Pendeta itu membungkuk dan mengangguk sebagai jawaban.
“Ingat, Anda tidak boleh memberi tahu siapa pun tentang kematian Yang Mulia Paus sebelum diskusi berakhir.” Uskup melanjutkan, “Berapa banyak orang yang saat ini mengetahui tentang kematian Yang Mulia Paus?”
e𝓷𝓾ma.𝒾d
Pendeta itu menggelengkan kepalanya. “Tidak banyak. Informasi ini dijaga kerahasiaannya. Selain tiga pendeta yang menyaksikan ini, ada juga Ksatria Suci yang melaporkan ini padamu. Total empat orang ini akan bersumpah untuk menjaga bibir mereka tetap tertutup. ”
Dia sadar bahwa begitu informasi ini bocor, itu akan menyebabkan dampak yang tak terbayangkan bagi Gereja.
Uskup tiba-tiba berbalik dan diam-diam menatap pendeta. Seolah-olah dia sedang mempelajari bagian luar atau mungkin bagian dalam pendeta itu.
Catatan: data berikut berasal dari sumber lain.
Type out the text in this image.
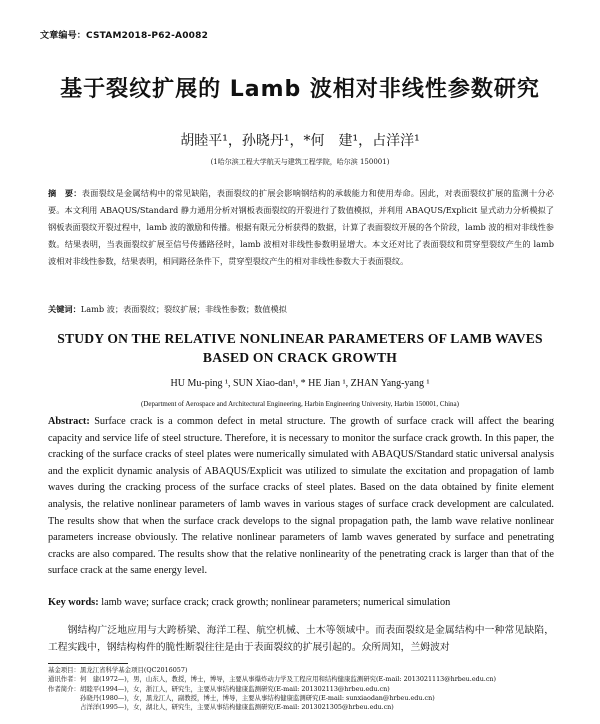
文章编号：CSTAM2018-P62-A0082
基于裂纹扩展的 Lamb 波相对非线性参数研究
胡睦平¹，孙晓丹¹，*何　建¹，占洋洋¹
(1哈尔滨工程大学航天与建筑工程学院，哈尔滨 150001)
摘　要：表面裂纹是金属结构中的常见缺陷，表面裂纹的扩展会影响钢结构的承载能力和使用寿命。因此，对表面裂纹扩展的监测十分必要。本文利用 ABAQUS/Standard 静力通用分析对钢板表面裂纹的开裂进行了数值模拟，并利用 ABAQUS/Explicit 显式动力分析模拟了钢板表面裂纹开裂过程中，lamb 波的激励和传播。根据有限元分析获得的数据，计算了表面裂纹开展的各个阶段，lamb 波的相对非线性参数。结果表明，当表面裂纹扩展至信号传播路径时，lamb 波相对非线性参数明显增大。本文还对比了表面裂纹和贯穿型裂纹产生的 lamb 波相对非线性参数，结果表明，相同路径条件下，贯穿型裂纹产生的相对非线性参数大于表面裂纹。
关键词：Lamb 波；表面裂纹；裂纹扩展；非线性参数；数值模拟
STUDY ON THE RELATIVE NONLINEAR PARAMETERS OF LAMB WAVES BASED ON CRACK GROWTH
HU Mu-ping ¹, SUN Xiao-dan¹, * HE Jian ¹, ZHAN Yang-yang ¹
(Department of Aerospace and Architectural Engineering, Harbin Engineering University, Harbin 150001, China)
Abstract: Surface crack is a common defect in metal structure. The growth of surface crack will affect the bearing capacity and service life of steel structure. Therefore, it is necessary to monitor the surface crack growth. In this paper, the cracking of the surface cracks of steel plates were numerically simulated with ABAQUS/Standard static universal analysis and the explicit dynamic analysis of ABAQUS/Explicit was utilized to simulate the excitation and propagation of lamb waves during the cracking process of the surface cracks of steel plates. Based on the data obtained by finite element analysis, the relative nonlinear parameters of lamb waves in various stages of surface crack development are calculated. The results show that when the surface crack develops to the signal propagation path, the lamb wave relative nonlinear parameters increase obviously. The relative nonlinear parameters of lamb waves generated by surface and penetrating cracks are also compared. The results show that the relative nonlinearity of the penetrating crack is larger than that of the surface crack at the same energy level.
Key words: lamb wave; surface crack; crack growth; nonlinear parameters; numerical simulation
钢结构广泛地应用与大跨桥梁、海洋工程、航空机械、土木等领域中。而表面裂纹是金属结构中一种常见缺陷，工程实践中，钢结构构件的脆性断裂往往是由于表面裂纹的扩展引起的。众所周知，兰姆波对
基金项目：黑龙江省科学基金项目(QC2016057)
通讯作者：何　建(1972—)，男，山东人，教授，博士，博导，主要从事爆炸动力学及工程应用和结构健康监测研究(E-mail: 2013021113@hrbeu.edu.cn)
作者简介：胡睦平(1994—)，女，浙江人，研究生，主要从事结构健康监测研究(E-mail: 201302113@hrbeu.edu.cn)
　　　　　孙晓丹(1980—)，女，黑龙江人，副教授，博士，博导，主要从事结构健康监测研究(E-mail: sunxiaodan@hrbeu.edu.cn)
　　　　　占洋洋(1995—)，女，湖北人，研究生，主要从事结构健康监测研究(E-mail: 2013021305@hrbeu.edu.cn)
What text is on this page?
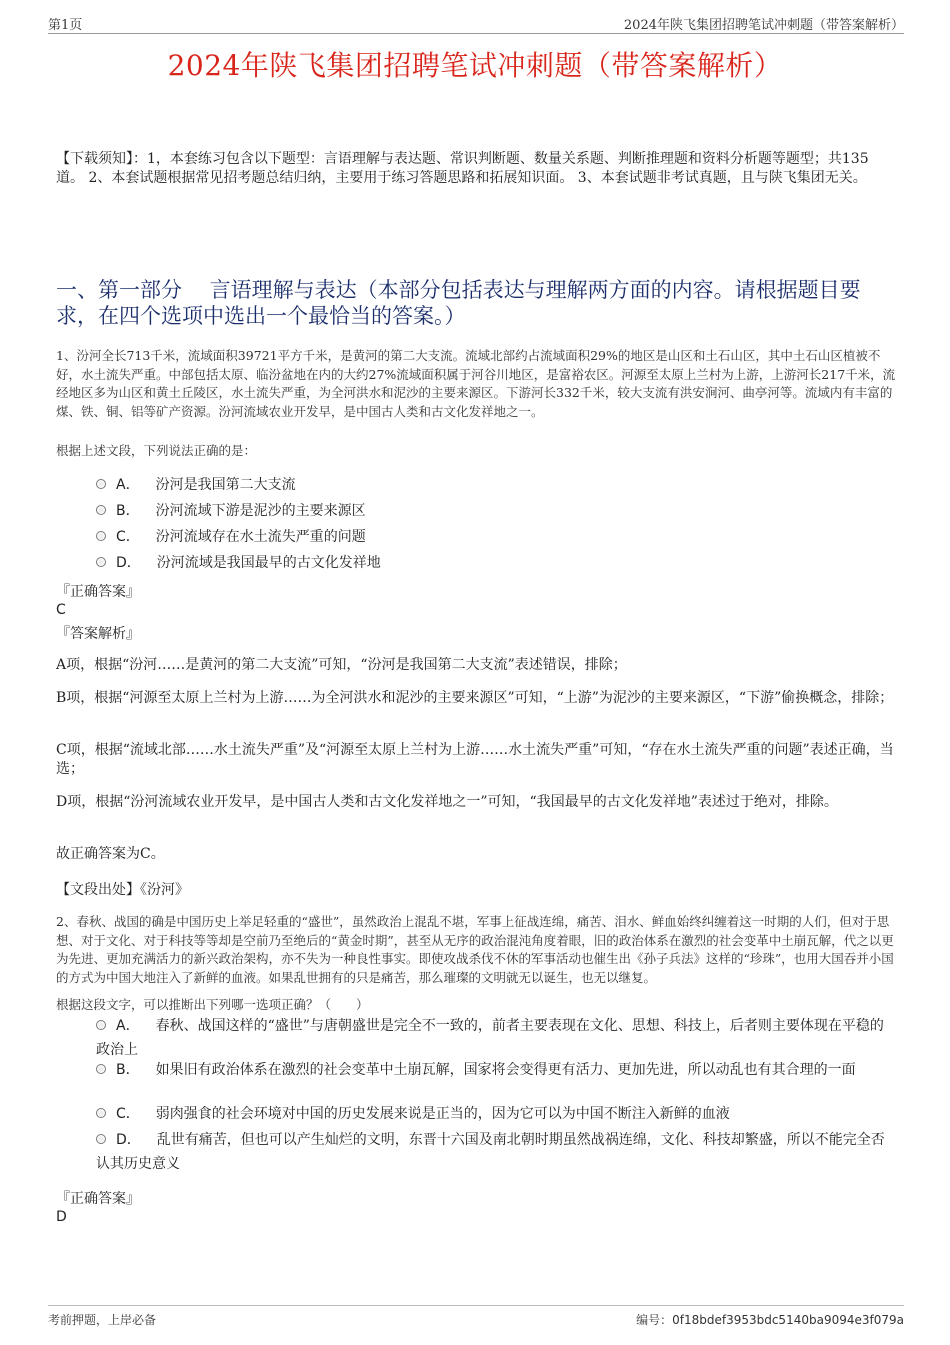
第1页	2024年陕飞集团招聘笔试冲刺题（带答案解析）
2024年陕飞集团招聘笔试冲刺题（带答案解析）
【下载须知】：1，本套练习包含以下题型：言语理解与表达题、常识判断题、数量关系题、判断推理题和资料分析题等题型；共135道。 2、本套试题根据常见招考题总结归纳，主要用于练习答题思路和拓展知识面。 3、本套试题非考试真题，且与陕飞集团无关。
一、第一部分　 言语理解与表达（本部分包括表达与理解两方面的内容。请根据题目要求，在四个选项中选出一个最恰当的答案。）
1、汾河全长713千米，流域面积39721平方千米，是黄河的第二大支流。流域北部约占流域面积29%的地区是山区和土石山区，其中土石山区植被不好，水土流失严重。中部包括太原、临汾盆地在内的大约27%流域面积属于河谷川地区，是富裕农区。河源至太原上兰村为上游，上游河长217千米，流经地区多为山区和黄土丘陵区，水土流失严重，为全河洪水和泥沙的主要来源区。下游河长332千米，较大支流有洪安涧河、曲亭河等。流域内有丰富的煤、铁、铜、铝等矿产资源。汾河流域农业开发早，是中国古人类和古文化发祥地之一。
根据上述文段，下列说法正确的是：
A． 汾河是我国第二大支流
B． 汾河流域下游是泥沙的主要来源区
C． 汾河流域存在水土流失严重的问题
D． 汾河流域是我国最早的古文化发祥地
『正确答案』
C
『答案解析』
A项，根据“汾河……是黄河的第二大支流”可知，“汾河是我国第二大支流”表述错误，排除；
B项，根据“河源至太原上兰村为上游……为全河洪水和泥沙的主要来源区”可知，“上游”为泥沙的主要来源区，“下游”偷换概念，排除；
C项，根据“流域北部……水土流失严重”及“河源至太原上兰村为上游……水土流失严重”可知，“存在水土流失严重的问题”表述正确，当选；
D项，根据“汾河流域农业开发早，是中国古人类和古文化发祥地之一”可知，“我国最早的古文化发祥地”表述过于绝对，排除。
故正确答案为C。
【文段出处】《汾河》
2、春秋、战国的确是中国历史上举足轻重的“盛世”，虽然政治上混乱不堪，军事上征战连绵，痛苦、泪水、鲜血始终纠缠着这一时期的人们，但对于思想、对于文化、对于科技等等却是空前乃至绝后的“黄金时期”，甚至从无序的政治混沌角度着眼，旧的政治体系在激烈的社会变革中土崩瓦解，代之以更为先进、更加充满活力的新兴政治架构，亦不失为一种良性事实。即使攻战杀伐不休的军事活动也催生出《孙子兵法》这样的“珍珠”，也用大国吞并小国的方式为中国大地注入了新鲜的血液。如果乱世拥有的只是痛苦，那么璀璨的文明就无以诞生，也无以继复。
根据这段文字，可以推断出下列哪一选项正确？（　　）
A． 春秋、战国这样的“盛世”与唐朝盛世是完全不一致的，前者主要表现在文化、思想、科技上，后者则主要体现在平稳的政治上
B． 如果旧有政治体系在激烈的社会变革中土崩瓦解，国家将会变得更有活力、更加先进，所以动乱也有其合理的一面
C． 弱肉强食的社会环境对中国的历史发展来说是正当的，因为它可以为中国不断注入新鲜的血液
D． 乱世有痛苦，但也可以产生灿烂的文明，东晋十六国及南北朝时期虽然战祸连绵，文化、科技却繁盛，所以不能完全否认其历史意义
『正确答案』
D
考前押题，上岸必备	编号：0f18bdef3953bdc5140ba9094e3f079a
“Itu benar, hanya ada empat.” Dia tenggelam dalam pikirannya dan mengangguk. “Kamu yang terakhir.”
“Yang terakhir?” Pendeta itu bingung dan mengangkat alis.
Uskup diam-diam menatap pendeta dengan senyum tanpa ekspresi.
Pendeta yang bingung, tiba-tiba merasakan sakit yang luar biasa di perutnya seolah-olah isi perutnya terpelintir. Rasa sakit melumpuhkan tubuhnya dan dia jatuh ke tanah, berguling kesakitan. Dia mencoba mengeluarkan suara tetapi menyadari bahwa dia tidak bisa.
Bagaimana… bagaimana ini bisa terjadi?
Rasa sakit langsung menguasai tubuhnya dan tidak lama kemudian kesadarannya menjadi kabur. Darah gelap mengalir melalui telinga, hidung, dan mulutnya, menyoroti kegagalan organ tubuhnya.
“Ini adalah ramuan oleh para penyihir di negara lain. Ternyata lebih baik dari yang saya kira.” Sebelum kehilangan kesadaran sepenuhnya, dia mendengar uskup berkata, “Sekarang tidak ada yang tahu kematian paus, maka paus tidak mati, dia hanya melalui meditasi pintu tertutup lainnya untuk mengkomunikasikan kehendak ilahi. Mulai hari ini dan seterusnya, semua hal mengenai gereja akan ditangani oleh uskup Katedral Santo Petrus.”
Mendengarkan kata-kata uskup, imam secara naluriah berjuang. Namun, seolah-olah dia telah jatuh ke dalam lumpur keputusasaan. Semakin dia berjuang, semakin cepat dia tenggelam.
Uskup… Dia…
Dia heran dengan agenda tersembunyi uskup. Tapi dia dengan cepat diambil oleh rasa sakit yang dia tidak bisa lagi terkejut.
Dia kehilangan kesadaran dan menjadi mayat dingin tergeletak di lantai ruang bawah tanah. Seolah-olah dia telah berbaring di sana untuk waktu yang lama.
Pendeta itu sudah mati.
Uskup mengangguk tanpa ekspresi saat dia menyaksikan kematian pendeta yang cepat. Dia berbalik dan mengalihkan pandangannya ke peti mati tempat paus telah lewat.
“… Siapa yang mengira bahwa berita setahun yang lalu itu benar? ‘Api Jiwa’ tidak mati dan masih tersembunyi di dalam tembok kota ini setelah bertahun-tahun.” Dia mengulurkan tangannya untuk menyentuh kayu peti mati yang dingin dan bergumam, “Yah, menukar hidup paus dengan kesempatan lain agar dia tidak menyerang selama beberapa dekade lagi tidak sia-sia.”